@theredheadreads

Wednesday, March 2, 2011

Modern Day Joseph

Stowe’s extensive use of Scripture throughout Uncle Tom’s Cabin is amazing. Truly, one must have a knowledge of the Bible in order to fully understand many of the author’s driving thoughts. We’ve enjoyed several laughs as the editors of the Norton Anthology consistently take Scripture references out of context or reference the wrong passage all together.
Despite Norton’s rather ineffective insight on Biblical references, I have learned much from the inclusion of Scripture in Uncle Tom’s Cabin. Multiple times throughout the novel Stowe references Uncle Tom as a modern day Joseph.
Joseph, sold as a slave by his jealous brothers, found himself in the home of Potiphar, one of the most influential men in Egypt. Though a slave, Joseph won Potiphar’s trust and eventually became the overseer of all of Potiphar’s property. Genesis 39:2-4 says, “And the LORD was with Joseph, and he was a prosperous man; and he was in the house of his master the Egyptian. And his master waw that the LORD was with him, and that the LORD made all that he did to prosper in his hand. And Joseph found grace in his sight, and he served him: and he [Potiphar] made him [Joseph] overseer over his house, and all that he [Potiphar] had he put into his [Joseph’s] hand.”
As Stowe introduces Uncle Tom’s character through a discussion between Haley, Shelby says, “Tom is an uncommon fellow; he is certainly worth that sum anywhere,—steady, honest, capable, manages my whole farm like a clock” (2).
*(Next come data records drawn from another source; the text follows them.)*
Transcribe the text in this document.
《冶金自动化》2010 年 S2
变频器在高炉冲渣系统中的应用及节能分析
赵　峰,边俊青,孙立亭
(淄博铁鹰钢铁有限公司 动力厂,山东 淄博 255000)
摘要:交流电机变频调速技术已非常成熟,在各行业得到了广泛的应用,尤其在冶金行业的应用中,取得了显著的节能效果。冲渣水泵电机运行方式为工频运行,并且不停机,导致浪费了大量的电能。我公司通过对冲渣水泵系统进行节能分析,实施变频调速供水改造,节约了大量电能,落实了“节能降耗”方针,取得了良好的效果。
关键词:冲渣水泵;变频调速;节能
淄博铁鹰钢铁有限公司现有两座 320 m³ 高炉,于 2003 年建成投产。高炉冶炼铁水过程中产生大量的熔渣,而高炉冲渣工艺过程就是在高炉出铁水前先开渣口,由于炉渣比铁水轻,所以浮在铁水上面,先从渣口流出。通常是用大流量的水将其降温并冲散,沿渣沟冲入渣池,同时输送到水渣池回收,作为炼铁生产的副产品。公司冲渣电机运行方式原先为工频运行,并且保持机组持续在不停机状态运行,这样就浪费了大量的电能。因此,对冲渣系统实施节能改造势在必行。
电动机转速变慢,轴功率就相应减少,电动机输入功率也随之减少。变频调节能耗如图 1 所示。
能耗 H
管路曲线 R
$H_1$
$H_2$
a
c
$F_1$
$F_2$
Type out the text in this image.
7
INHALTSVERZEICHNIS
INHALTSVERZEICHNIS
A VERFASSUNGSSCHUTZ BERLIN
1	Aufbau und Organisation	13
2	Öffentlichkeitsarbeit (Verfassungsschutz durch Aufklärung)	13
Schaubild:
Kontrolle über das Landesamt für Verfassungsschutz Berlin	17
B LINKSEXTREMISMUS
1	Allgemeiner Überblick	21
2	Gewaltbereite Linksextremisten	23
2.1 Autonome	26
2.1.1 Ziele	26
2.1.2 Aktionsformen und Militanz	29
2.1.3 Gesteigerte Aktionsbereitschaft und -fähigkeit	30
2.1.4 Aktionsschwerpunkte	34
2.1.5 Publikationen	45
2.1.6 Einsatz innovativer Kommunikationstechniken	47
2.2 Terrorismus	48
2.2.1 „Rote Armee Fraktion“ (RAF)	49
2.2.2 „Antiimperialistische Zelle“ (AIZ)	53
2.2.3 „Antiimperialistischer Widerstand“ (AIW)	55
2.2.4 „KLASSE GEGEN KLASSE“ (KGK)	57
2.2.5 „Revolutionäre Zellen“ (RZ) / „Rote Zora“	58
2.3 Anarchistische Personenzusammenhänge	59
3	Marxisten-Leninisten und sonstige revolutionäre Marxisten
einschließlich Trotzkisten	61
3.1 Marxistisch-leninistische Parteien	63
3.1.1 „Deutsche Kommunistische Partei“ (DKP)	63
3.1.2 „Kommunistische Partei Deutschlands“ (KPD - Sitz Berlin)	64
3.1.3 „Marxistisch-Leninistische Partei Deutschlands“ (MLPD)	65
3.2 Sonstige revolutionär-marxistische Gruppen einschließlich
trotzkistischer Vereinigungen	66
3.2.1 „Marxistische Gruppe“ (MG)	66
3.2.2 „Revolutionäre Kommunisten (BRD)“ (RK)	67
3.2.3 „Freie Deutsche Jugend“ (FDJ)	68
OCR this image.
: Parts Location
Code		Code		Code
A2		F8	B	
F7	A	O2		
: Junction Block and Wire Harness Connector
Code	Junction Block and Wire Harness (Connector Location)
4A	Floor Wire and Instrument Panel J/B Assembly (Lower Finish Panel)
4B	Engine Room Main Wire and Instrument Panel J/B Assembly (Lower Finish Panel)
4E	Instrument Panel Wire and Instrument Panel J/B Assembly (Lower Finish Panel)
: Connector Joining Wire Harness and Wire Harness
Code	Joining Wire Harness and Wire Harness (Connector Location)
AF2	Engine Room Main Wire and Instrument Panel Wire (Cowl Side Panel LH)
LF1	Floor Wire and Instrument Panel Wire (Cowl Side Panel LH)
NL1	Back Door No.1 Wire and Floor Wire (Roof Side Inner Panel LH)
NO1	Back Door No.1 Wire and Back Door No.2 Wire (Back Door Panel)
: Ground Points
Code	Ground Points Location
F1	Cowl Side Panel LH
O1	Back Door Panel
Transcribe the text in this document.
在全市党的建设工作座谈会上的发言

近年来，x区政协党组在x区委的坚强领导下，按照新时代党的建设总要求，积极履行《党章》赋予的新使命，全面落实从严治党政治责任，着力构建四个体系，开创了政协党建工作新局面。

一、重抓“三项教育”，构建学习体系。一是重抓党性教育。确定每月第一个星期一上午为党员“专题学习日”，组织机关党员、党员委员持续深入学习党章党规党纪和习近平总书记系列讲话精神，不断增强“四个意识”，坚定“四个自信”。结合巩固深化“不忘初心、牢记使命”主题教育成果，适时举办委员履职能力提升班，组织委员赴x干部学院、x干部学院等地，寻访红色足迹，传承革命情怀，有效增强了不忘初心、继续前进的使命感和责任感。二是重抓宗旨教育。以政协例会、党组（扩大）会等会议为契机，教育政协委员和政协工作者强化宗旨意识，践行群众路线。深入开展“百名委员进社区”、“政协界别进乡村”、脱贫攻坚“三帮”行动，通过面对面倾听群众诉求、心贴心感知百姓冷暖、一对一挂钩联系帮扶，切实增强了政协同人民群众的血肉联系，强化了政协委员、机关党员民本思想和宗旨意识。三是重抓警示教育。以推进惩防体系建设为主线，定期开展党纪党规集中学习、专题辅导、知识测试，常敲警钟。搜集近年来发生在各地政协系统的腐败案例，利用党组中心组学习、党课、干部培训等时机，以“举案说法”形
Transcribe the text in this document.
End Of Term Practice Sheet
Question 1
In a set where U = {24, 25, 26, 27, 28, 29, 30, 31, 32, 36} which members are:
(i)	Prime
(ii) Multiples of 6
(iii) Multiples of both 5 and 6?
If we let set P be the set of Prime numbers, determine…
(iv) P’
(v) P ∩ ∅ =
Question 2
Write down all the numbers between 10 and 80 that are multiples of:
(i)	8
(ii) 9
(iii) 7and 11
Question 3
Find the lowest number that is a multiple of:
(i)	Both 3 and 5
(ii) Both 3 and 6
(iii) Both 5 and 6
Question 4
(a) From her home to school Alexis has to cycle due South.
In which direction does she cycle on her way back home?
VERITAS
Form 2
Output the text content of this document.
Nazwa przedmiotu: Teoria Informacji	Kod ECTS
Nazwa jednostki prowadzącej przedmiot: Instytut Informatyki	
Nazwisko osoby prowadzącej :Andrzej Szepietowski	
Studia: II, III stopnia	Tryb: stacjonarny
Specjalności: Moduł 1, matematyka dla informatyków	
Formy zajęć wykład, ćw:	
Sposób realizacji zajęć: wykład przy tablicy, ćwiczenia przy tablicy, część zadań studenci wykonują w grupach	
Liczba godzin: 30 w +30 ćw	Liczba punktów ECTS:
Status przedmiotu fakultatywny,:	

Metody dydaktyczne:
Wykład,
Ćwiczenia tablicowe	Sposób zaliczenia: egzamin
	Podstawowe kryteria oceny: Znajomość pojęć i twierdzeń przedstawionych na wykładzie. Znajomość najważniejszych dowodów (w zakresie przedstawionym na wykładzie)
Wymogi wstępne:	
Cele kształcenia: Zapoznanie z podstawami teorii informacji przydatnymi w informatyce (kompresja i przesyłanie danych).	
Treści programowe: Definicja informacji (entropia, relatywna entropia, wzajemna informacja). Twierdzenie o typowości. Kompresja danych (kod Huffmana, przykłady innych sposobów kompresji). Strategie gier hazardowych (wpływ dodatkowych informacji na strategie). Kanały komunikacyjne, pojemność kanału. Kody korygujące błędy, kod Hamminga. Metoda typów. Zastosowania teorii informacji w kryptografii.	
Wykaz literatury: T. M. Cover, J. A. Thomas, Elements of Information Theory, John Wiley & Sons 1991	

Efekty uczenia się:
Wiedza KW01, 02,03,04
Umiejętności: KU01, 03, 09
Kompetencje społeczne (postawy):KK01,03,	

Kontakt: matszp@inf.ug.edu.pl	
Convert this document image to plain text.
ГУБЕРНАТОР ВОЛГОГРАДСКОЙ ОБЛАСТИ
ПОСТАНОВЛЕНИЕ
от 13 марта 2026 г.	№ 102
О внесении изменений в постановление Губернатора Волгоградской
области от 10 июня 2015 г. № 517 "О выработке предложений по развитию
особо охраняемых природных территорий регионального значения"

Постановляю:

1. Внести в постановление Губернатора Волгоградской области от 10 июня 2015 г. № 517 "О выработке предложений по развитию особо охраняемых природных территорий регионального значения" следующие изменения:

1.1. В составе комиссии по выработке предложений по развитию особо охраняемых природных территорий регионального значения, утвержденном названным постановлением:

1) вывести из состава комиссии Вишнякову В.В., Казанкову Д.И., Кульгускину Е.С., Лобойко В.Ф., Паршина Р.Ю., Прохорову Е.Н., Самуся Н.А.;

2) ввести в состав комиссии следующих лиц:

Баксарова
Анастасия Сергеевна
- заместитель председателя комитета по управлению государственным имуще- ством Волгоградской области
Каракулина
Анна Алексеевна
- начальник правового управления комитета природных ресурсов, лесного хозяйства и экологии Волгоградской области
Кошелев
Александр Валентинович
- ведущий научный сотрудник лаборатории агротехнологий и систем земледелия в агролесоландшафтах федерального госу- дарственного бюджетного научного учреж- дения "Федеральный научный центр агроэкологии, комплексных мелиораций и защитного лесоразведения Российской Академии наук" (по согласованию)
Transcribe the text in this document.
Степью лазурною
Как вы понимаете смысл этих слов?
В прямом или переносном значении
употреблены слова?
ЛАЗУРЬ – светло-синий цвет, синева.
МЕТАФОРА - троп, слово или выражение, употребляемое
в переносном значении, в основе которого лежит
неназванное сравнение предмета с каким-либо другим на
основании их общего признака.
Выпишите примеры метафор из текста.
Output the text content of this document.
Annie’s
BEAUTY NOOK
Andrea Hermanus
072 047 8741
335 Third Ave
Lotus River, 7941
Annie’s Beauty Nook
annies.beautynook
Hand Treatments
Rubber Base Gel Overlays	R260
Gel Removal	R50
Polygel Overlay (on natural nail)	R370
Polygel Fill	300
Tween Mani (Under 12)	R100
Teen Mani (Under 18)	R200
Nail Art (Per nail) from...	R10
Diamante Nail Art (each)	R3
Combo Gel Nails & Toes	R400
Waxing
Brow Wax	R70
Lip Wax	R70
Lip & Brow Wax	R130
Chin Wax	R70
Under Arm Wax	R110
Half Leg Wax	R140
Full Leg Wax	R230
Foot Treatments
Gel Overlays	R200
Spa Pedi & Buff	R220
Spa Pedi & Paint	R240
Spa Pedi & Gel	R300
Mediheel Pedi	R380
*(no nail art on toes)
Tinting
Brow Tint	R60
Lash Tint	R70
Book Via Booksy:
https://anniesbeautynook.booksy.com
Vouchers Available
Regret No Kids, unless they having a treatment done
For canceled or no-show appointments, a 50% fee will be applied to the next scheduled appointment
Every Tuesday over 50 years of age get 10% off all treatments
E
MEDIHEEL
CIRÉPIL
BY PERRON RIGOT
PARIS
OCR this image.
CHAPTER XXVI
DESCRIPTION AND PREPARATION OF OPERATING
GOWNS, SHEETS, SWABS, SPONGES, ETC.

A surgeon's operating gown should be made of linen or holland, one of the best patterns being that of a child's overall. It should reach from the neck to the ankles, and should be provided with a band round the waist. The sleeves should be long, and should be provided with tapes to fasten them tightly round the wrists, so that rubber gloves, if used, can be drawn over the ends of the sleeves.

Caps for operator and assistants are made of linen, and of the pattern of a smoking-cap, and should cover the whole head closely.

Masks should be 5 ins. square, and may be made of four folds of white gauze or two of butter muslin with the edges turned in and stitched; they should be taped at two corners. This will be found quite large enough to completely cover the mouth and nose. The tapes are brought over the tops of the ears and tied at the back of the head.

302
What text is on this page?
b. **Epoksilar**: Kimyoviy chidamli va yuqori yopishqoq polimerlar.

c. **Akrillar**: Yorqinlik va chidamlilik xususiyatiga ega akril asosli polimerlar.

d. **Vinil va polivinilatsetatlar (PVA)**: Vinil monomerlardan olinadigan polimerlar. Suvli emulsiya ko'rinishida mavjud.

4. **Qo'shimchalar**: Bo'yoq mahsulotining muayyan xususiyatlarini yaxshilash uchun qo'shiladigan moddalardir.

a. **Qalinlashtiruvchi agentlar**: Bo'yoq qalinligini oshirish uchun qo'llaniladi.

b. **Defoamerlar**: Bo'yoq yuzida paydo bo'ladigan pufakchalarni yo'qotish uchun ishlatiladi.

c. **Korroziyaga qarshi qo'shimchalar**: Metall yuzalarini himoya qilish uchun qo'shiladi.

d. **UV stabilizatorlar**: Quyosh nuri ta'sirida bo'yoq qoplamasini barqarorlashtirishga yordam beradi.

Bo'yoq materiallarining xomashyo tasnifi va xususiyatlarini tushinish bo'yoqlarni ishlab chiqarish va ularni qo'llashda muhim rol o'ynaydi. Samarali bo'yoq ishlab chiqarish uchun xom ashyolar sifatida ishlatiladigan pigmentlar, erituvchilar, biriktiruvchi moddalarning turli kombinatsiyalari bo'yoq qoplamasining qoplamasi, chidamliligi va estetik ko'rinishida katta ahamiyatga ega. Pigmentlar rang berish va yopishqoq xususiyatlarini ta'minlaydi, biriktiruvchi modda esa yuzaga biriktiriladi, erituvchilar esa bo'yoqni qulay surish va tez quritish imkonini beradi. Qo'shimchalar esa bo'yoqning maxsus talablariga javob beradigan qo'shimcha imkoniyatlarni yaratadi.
Like Potiphar trusted Joseph with all he had, Shelby blindly trusted Tom to manage everything.
After Tom is sold to Haley and then to St. Clare, Stowe reinforces Tom’s connection with Joseph. In the first sentence of Chapter XVIII Stowe remarks that, “Our friend Tom, in his own simple musings, often compared his more fortunate lot [living with the St. Clares], in the bondage into which he was cast, with that of Joseph in Egypt; and, in fact, as time went on, and he developed more and more under the eye of his master, the strength of the parallel increased” (185). The careless St. Clare recognizes Tom’s management skills and places the care of the household finances in Tom’s hands. What remarkable trust! Tom could have done anything—he “had every facility and temptation to dishonesty; and nothing but an impregnable simplicity of nature, strengthened by Christian faith, could have kept him from it” (186).
Just as Joseph fled from the temptation of Potiphar’s wife, Tom fled from the temptation of misusing the trust given him by God. You can almost hear him incredulously quote Joseph to skeptics: “how then can I do this great wickedness, and sin against God?” (Genesis 39:9).